Respondo a la gracia del Señor
Al final del túnel de angustia y temores, el Señor Jesús me invitó a responder a El como el apóstol Pedro lo había hecho por tercera vez cerca del lago. Eran las palabras que yo había elegido como lema de mi vida antes de ser ordenado sacerdote: “Señor, tú lo sabes todo; tú sabes que te amo. . .” (Juan 21:17).

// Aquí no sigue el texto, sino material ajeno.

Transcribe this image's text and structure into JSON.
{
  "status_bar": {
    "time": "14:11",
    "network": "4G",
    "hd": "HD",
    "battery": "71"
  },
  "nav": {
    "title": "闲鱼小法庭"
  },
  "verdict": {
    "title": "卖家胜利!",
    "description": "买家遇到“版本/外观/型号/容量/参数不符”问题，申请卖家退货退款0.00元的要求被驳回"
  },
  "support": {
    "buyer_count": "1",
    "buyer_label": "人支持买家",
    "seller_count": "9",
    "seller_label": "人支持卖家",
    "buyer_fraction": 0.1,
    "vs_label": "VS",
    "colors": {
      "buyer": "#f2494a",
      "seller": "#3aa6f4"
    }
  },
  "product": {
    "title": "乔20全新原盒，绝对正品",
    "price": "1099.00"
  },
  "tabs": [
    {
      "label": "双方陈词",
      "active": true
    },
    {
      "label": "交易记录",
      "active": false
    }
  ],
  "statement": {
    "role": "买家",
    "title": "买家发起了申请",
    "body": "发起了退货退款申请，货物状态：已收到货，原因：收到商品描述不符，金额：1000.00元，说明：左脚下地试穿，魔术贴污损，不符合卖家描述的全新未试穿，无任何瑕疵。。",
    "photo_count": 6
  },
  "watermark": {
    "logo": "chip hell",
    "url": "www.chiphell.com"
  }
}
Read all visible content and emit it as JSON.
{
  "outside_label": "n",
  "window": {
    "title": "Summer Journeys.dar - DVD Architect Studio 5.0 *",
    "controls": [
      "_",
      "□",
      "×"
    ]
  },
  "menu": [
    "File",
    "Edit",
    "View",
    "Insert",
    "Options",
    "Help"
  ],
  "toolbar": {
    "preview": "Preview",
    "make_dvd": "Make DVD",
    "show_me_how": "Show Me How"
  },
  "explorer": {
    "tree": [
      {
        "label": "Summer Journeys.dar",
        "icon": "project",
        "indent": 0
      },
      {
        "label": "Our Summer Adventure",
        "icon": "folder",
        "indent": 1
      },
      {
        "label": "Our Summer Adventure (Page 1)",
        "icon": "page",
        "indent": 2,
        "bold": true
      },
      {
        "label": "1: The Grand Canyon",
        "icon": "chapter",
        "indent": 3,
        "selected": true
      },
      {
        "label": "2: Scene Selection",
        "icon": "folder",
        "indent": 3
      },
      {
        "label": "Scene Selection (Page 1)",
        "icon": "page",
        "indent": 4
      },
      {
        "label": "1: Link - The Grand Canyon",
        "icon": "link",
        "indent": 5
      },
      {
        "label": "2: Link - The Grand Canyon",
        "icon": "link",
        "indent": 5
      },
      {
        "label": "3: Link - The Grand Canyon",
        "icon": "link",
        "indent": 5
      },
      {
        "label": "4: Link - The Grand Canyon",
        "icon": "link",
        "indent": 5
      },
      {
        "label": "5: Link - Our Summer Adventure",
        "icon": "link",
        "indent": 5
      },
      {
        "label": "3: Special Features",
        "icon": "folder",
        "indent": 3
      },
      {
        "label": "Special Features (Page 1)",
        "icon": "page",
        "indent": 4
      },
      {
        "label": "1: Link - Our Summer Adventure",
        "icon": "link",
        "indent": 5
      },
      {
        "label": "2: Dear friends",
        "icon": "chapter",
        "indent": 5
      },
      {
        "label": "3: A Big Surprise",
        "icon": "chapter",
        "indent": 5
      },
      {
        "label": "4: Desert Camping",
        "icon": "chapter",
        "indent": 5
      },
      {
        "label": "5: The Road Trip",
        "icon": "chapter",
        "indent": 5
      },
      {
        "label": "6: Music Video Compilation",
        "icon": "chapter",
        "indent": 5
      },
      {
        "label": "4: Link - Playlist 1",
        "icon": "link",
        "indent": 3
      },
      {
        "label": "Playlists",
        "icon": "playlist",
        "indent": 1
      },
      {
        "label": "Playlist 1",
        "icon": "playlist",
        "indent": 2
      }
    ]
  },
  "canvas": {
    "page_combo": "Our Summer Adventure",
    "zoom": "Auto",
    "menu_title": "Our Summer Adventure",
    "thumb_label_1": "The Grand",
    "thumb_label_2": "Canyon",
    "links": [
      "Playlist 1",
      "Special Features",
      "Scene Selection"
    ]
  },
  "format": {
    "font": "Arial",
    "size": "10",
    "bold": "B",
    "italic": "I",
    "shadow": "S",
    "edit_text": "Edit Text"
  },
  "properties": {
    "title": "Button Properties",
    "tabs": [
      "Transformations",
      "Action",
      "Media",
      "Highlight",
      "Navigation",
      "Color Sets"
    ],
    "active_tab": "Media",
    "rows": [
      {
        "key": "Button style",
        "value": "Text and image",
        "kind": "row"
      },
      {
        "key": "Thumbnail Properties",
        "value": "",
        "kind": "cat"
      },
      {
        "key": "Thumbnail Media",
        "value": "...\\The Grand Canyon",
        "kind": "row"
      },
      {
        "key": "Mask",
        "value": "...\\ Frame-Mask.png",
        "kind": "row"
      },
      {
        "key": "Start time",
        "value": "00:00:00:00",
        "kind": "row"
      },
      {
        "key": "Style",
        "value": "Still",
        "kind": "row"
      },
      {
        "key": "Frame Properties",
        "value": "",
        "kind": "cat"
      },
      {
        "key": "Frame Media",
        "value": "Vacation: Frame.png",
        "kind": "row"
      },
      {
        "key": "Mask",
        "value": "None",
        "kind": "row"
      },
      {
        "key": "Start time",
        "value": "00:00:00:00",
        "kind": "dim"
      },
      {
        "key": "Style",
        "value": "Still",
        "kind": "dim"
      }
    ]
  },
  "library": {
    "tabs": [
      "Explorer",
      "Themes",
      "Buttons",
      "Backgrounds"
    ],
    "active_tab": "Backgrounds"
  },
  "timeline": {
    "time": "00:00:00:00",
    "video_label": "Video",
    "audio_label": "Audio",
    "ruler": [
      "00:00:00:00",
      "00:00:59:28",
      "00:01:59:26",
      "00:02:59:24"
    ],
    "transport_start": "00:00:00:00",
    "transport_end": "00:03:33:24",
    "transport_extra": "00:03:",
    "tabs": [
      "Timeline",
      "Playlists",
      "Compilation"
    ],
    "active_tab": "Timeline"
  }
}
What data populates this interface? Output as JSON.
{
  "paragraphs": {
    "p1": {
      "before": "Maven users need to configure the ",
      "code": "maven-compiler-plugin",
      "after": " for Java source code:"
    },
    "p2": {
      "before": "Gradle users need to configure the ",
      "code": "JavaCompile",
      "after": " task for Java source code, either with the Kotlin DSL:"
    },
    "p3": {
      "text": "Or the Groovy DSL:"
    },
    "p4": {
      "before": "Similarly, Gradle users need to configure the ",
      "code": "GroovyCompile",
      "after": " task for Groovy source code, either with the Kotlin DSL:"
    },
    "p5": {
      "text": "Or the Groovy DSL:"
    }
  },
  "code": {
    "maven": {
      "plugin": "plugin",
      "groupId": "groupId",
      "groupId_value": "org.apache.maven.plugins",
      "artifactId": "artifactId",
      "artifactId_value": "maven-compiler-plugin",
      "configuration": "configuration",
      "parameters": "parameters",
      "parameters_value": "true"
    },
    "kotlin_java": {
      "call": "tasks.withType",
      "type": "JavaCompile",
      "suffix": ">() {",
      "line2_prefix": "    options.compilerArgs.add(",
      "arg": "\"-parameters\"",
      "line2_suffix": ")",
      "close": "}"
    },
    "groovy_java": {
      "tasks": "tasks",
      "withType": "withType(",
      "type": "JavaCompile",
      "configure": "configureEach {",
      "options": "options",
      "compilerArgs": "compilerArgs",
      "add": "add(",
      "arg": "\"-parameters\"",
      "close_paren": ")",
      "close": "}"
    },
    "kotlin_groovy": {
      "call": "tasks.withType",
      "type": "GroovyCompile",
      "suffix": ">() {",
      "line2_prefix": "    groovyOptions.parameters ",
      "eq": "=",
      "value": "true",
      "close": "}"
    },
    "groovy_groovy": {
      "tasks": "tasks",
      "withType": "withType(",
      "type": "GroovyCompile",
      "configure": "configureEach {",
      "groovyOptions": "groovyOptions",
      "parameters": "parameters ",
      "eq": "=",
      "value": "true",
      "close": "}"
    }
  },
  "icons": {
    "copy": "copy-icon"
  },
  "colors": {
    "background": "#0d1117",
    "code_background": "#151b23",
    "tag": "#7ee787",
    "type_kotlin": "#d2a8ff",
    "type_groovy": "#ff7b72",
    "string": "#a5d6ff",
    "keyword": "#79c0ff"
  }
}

Estoy muy contento de poder dar mi testimonio para este libro, de mostrar cómo el Señor me ha sacado de las sombras del catolicismo romano a la luz del Evangelio de la gracia.
“Porque por gracia sois salvos por medio de la fe; y esto no de vosotros, pues es don de Dios; no por obras, para que nadie se gloríe” (Efesios 2:8-9).
Juan T. Sanz
Durante muchos años, Juan T. Sanz trabajó con “The Editorial Foundation for Reformed Literature”. Es el director de Banner of Truth y trabaja desde Madrid, España. Su celo por la verdad y su compasión por explicarla claramente puede verse en su aparición con José Borrás en la versión en español de “Catolicismo: Una fe en crisis”. Su trabajo actual es traducir libros basados en la Biblia del holandés al castellano.